The topic of multi-camera analytics perhaps deserves some additional discussion. It should be possible to combine multiple views from multiple cameras to more precisely determine acceleration, relative position, and object characteristics (a 'person' in a sign vs. a real 3D person). Any features that support these requirements?
There surely is a lot of applications where embedded vision can really shine. I come from the academia, where I'm working mainly on vision for mobile robotic and surveillance applications. In the field of robotics, the dominant trend is to pack the machine with a PC and let it handle all the algorithmic heavy lifting. There are however emerging applications where using a PC as we know it is a dealbreaker - think UAVs. As for surveillance - at present the dominant paradigm is centralized processing, using some server or even a server cluster. The image data from cameras has to be transfered for processing, putting a large pressure on the communication infrastructure. Sometimes the constraints presented by the communication infrastructure are a brick wall - a complete system redesign is necessary to top over it (or go around it). A natureal solution to this problem is in-place processing.

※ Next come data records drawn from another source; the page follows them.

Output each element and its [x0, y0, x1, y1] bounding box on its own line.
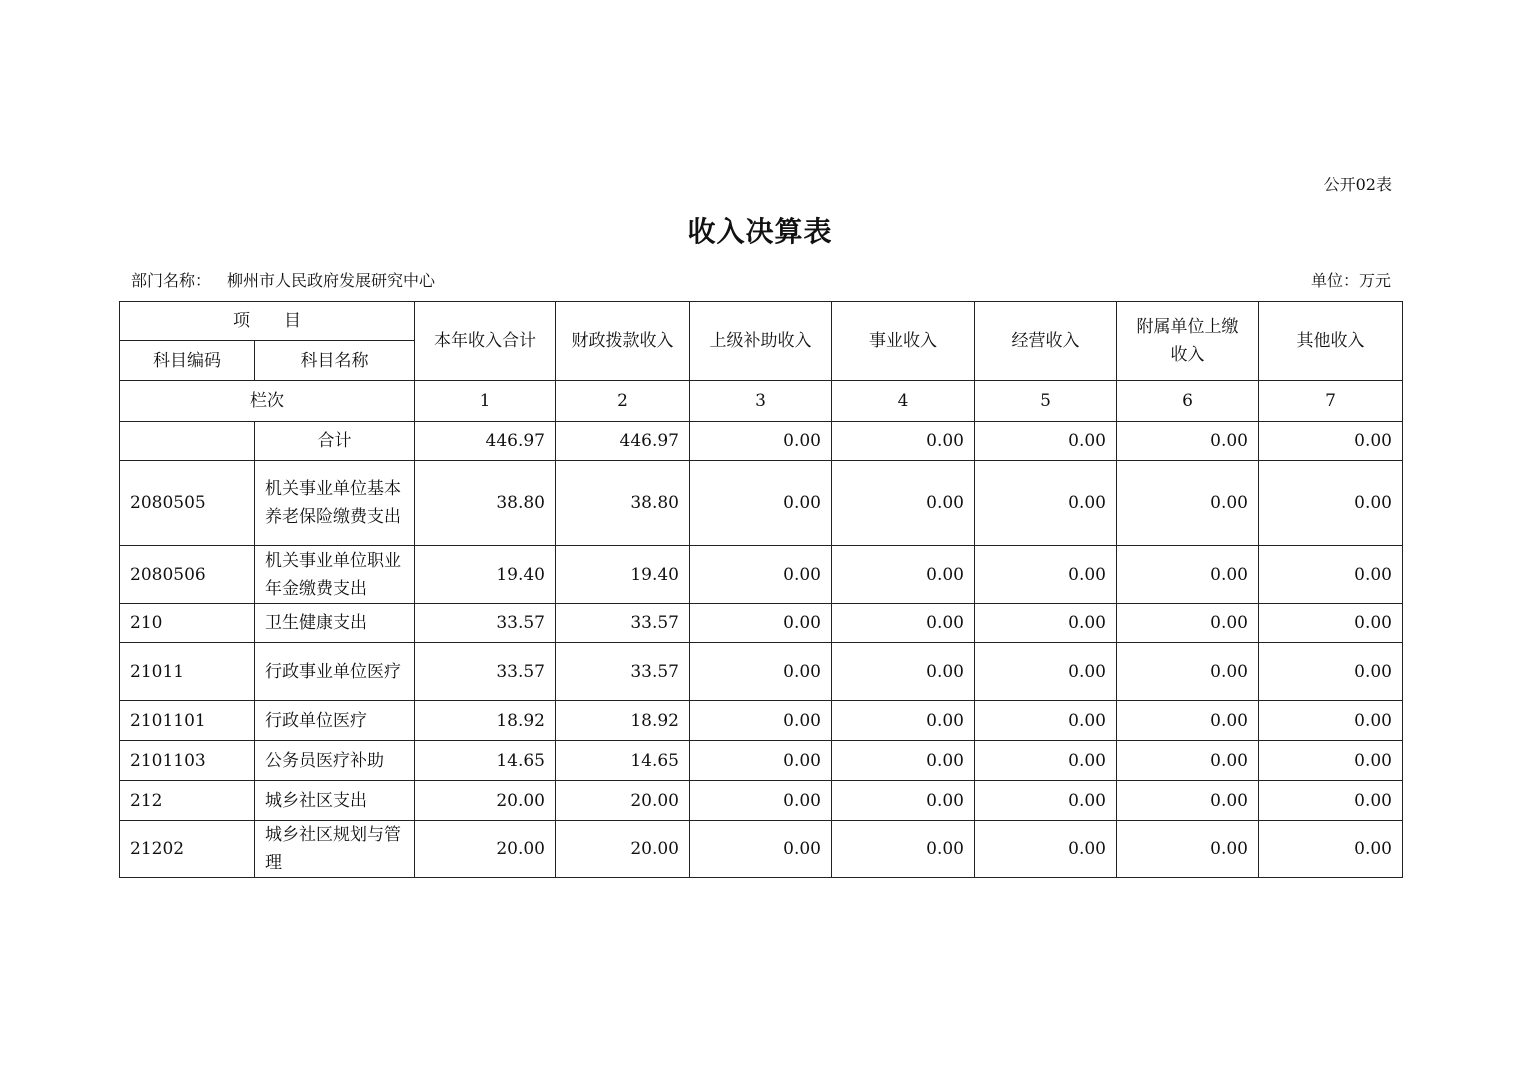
seq-cell: 2 [556, 381, 690, 422]
row-value: 0.00 [975, 643, 1117, 701]
row-value: 0.00 [1117, 643, 1259, 701]
header-col2: 财政拨款收入 [556, 302, 690, 381]
header-col3: 上级补助收入 [690, 302, 832, 381]
table-row [120, 546, 1403, 604]
row-code: 2080505 [120, 461, 255, 546]
total-value: 446.97 [556, 422, 690, 461]
row-value: 0.00 [1117, 604, 1259, 643]
row-code: 212 [120, 781, 255, 821]
form-number: 公开02表 [1323, 175, 1392, 194]
row-value: 20.00 [415, 821, 556, 878]
row-code: 2101101 [120, 701, 255, 741]
department-name: 柳州市人民政府发展研究中心 [227, 271, 436, 290]
total-value: 0.00 [832, 422, 975, 461]
row-value: 0.00 [690, 781, 832, 821]
header-seq-label: 栏次 [120, 381, 415, 422]
table-body [120, 422, 1403, 878]
seq-cell: 6 [1117, 381, 1259, 422]
header-col7: 其他收入 [1259, 302, 1403, 381]
row-name: 卫生健康支出 [255, 604, 415, 643]
row-value: 0.00 [1117, 461, 1259, 546]
total-value: 0.00 [975, 422, 1117, 461]
table-row [120, 701, 1403, 741]
row-value: 14.65 [556, 741, 690, 781]
total-value: 0.00 [1117, 422, 1259, 461]
row-value: 0.00 [1259, 821, 1403, 878]
table-row [120, 781, 1403, 821]
department-label: 部门名称： [131, 271, 212, 290]
row-value: 0.00 [975, 821, 1117, 878]
income-table [119, 301, 1403, 878]
row-value: 0.00 [690, 741, 832, 781]
row-value: 0.00 [1259, 604, 1403, 643]
table-row [120, 461, 1403, 546]
row-value: 33.57 [556, 643, 690, 701]
total-value: 0.00 [1259, 422, 1403, 461]
header-item: 项 目 [120, 302, 415, 341]
table-row [120, 741, 1403, 781]
table-row [120, 643, 1403, 701]
total-label: 合计 [255, 422, 415, 461]
page-title: 收入决算表 [687, 215, 833, 248]
seq-cell: 7 [1259, 381, 1403, 422]
row-value: 0.00 [832, 643, 975, 701]
row-name: 城乡社区规划与管理 [255, 821, 415, 878]
row-code: 2080506 [120, 546, 255, 604]
row-value: 19.40 [415, 546, 556, 604]
header-col5: 经营收入 [975, 302, 1117, 381]
row-value: 19.40 [556, 546, 690, 604]
row-value: 0.00 [832, 546, 975, 604]
row-name: 公务员医疗补助 [255, 741, 415, 781]
row-value: 0.00 [832, 821, 975, 878]
row-value: 0.00 [975, 781, 1117, 821]
row-name: 行政单位医疗 [255, 701, 415, 741]
row-value: 18.92 [556, 701, 690, 741]
seq-cell: 4 [832, 381, 975, 422]
row-value: 33.57 [415, 604, 556, 643]
seq-cell: 5 [975, 381, 1117, 422]
row-value: 38.80 [415, 461, 556, 546]
row-value: 33.57 [556, 604, 690, 643]
row-code: 21011 [120, 643, 255, 701]
row-value: 0.00 [832, 461, 975, 546]
row-value: 0.00 [1117, 701, 1259, 741]
total-value: 446.97 [415, 422, 556, 461]
seq-cell: 1 [415, 381, 556, 422]
header-col1: 本年收入合计 [415, 302, 556, 381]
row-value: 0.00 [832, 781, 975, 821]
row-name: 城乡社区支出 [255, 781, 415, 821]
header-code: 科目编码 [120, 341, 255, 381]
row-value: 0.00 [690, 461, 832, 546]
row-value: 0.00 [1259, 781, 1403, 821]
row-value: 20.00 [556, 781, 690, 821]
row-value: 0.00 [1117, 546, 1259, 604]
row-value: 0.00 [1259, 701, 1403, 741]
row-value: 33.57 [415, 643, 556, 701]
row-value: 0.00 [1259, 546, 1403, 604]
row-value: 0.00 [832, 741, 975, 781]
row-code: 210 [120, 604, 255, 643]
row-name: 行政事业单位医疗 [255, 643, 415, 701]
header-col6: 附属单位上缴收入 [1117, 302, 1259, 381]
row-code: 21202 [120, 821, 255, 878]
row-value: 0.00 [690, 604, 832, 643]
row-value: 0.00 [832, 604, 975, 643]
row-value: 0.00 [1117, 741, 1259, 781]
row-name: 机关事业单位基本养老保险缴费支出 [255, 461, 415, 546]
row-value: 0.00 [1117, 781, 1259, 821]
row-value: 0.00 [975, 461, 1117, 546]
row-value: 0.00 [975, 546, 1117, 604]
row-code: 2101103 [120, 741, 255, 781]
row-value: 38.80 [556, 461, 690, 546]
row-value: 18.92 [415, 701, 556, 741]
total-value: 0.00 [690, 422, 832, 461]
row-value: 0.00 [1259, 461, 1403, 546]
row-value: 0.00 [975, 701, 1117, 741]
department-info [131, 268, 435, 291]
header-col4: 事业收入 [832, 302, 975, 381]
row-value: 0.00 [1259, 741, 1403, 781]
row-value: 20.00 [415, 781, 556, 821]
unit-label: 单位：万元 [1310, 271, 1391, 290]
row-value: 0.00 [690, 546, 832, 604]
row-value: 0.00 [690, 821, 832, 878]
table-header [120, 302, 1403, 422]
row-name: 机关事业单位职业年金缴费支出 [255, 546, 415, 604]
total-row [120, 422, 1403, 461]
total-code-cell [120, 422, 255, 461]
row-value: 0.00 [1259, 643, 1403, 701]
row-value: 14.65 [415, 741, 556, 781]
seq-cell: 3 [690, 381, 832, 422]
row-value: 20.00 [556, 821, 690, 878]
header-name: 科目名称 [255, 341, 415, 381]
row-value: 0.00 [690, 643, 832, 701]
row-value: 0.00 [690, 701, 832, 741]
row-value: 0.00 [975, 604, 1117, 643]
table-row [120, 604, 1403, 643]
table-row [120, 821, 1403, 878]
row-value: 0.00 [832, 701, 975, 741]
row-value: 0.00 [975, 741, 1117, 781]
row-value: 0.00 [1117, 821, 1259, 878]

Programmable logic really shines when it comes to processing of local image information, e.g. using the sliding window approach. Our stream processors for image filtering and feature detection and matching can crunch hundreds of VGA frames per second. Combine it with a nice, low power embedded processor and you get a system for (almost) every job. And with Zynq, you get it all in one package. The only problem is that the development is significantly more complicated than it is the case with pure software designs.